Birth. And Death. So close together. The similarity of birth and death was on my mind. This morning I heard that one of the twins will be baptized today. A beautiful depiction of death preceding new life. And I started to think that perhaps the first vigil is not so very different from the second. The pain and suffering of labor preceding the joy of new life. The pain and suffering of death preceding life eternal. The symbolism of baptism: dying to live in Christ. And I kept thinking about T.S. Eliot’s “The Journey of the Magi” :
…were we lead all that way for
Birth or Death? There was a Birth, certainly,
We had evidence and no doubt. I have seen birth and death,
But had thought they were different; this Birth was
Hard and bitter agony for us, like Death, our death.
I thought about the birth of Our Lord, always under the shadow of the Cross. And I thought about the Cross: the defeat of death and our redemption, salvation, and only hope. Both new life, and both death. Joy and sorrow. Sorrow and joy.
As I keep vigil in my heart for Susan and her family, I will pray that the Mother of Our Lord will gather the girls under her starry mantle as they face the sorrow of losing their mother. And I will thank God for the honor of knowing Susan and for the hope for eternal life in the midst of pain.
The last enemy to be destroyed is death – 1 Corinthians 15:26
Please remember Susan and her family in your prayers.
Mary Susan says
Praying now.
Rachel says
Haley,
Dr. Elizabeth Corey is compiling a bunch of memories of Dr. Colon for her girls. Not sure if you had already heard that, but thought you (and any other older people whose Baylor emails have gone defunct) would like to know.
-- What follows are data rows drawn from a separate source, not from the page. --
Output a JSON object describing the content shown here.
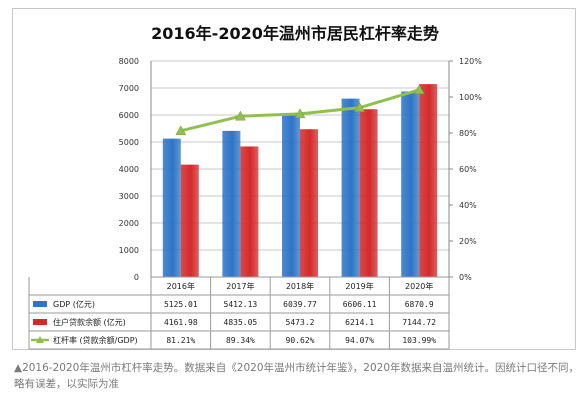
{
  "chart_data": {
    "type": "bar",
    "title": "2016年-2020年温州市居民杠杆率走势",
    "categories": [
      "2016年",
      "2017年",
      "2018年",
      "2019年",
      "2020年"
    ],
    "ylim": [
      0,
      8000
    ],
    "yticks": [
      "0",
      "1000",
      "2000",
      "3000",
      "4000",
      "5000",
      "6000",
      "7000",
      "8000"
    ],
    "y2lim": [
      0,
      120
    ],
    "y2ticks": [
      "0%",
      "20%",
      "40%",
      "60%",
      "80%",
      "100%",
      "120%"
    ],
    "series": [
      {
        "name": "GDP (亿元)",
        "kind": "bar",
        "color": "#2e75c6",
        "values": [
          5125.01,
          5412.13,
          6039.77,
          6606.11,
          6870.9
        ],
        "labels": [
          "5125.01",
          "5412.13",
          "6039.77",
          "6606.11",
          "6870.9"
        ]
      },
      {
        "name": "住户贷款余额 (亿元)",
        "kind": "bar",
        "color": "#d42a2a",
        "values": [
          4161.98,
          4835.05,
          5473.2,
          6214.1,
          7144.72
        ],
        "labels": [
          "4161.98",
          "4835.05",
          "5473.2",
          "6214.1",
          "7144.72"
        ]
      },
      {
        "name": "杠杆率 (贷款余额/GDP)",
        "kind": "line",
        "axis": "right",
        "color": "#92c050",
        "values": [
          81.21,
          89.34,
          90.62,
          94.07,
          103.99
        ],
        "labels": [
          "81.21%",
          "89.34%",
          "90.62%",
          "94.07%",
          "103.99%"
        ]
      }
    ],
    "legend": "data-table-left",
    "grid": true
  },
  "caption": "▲2016-2020年温州市杠杆率走势。数据来自《2020年温州市统计年鉴》，2020年数据来自温州统计。因统计口径不同，略有误差，以实际为准"
}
They played this hymn called “How Can I Keep from Singing” at her funeral. It was astounding. This was her favorite recording (a snippet, I can’t find the whole thing online anywhere): http://www.mycatholicvoice.com/media/WaYfx0
Pax,
Rachel
Haley says
Rachel, I’m so glad you let me know about the memory compilation. I didn’t know about it and I know some other folks who will definitely want to do that. I love that hymn. Now it will always remind me of Susan. Bless you.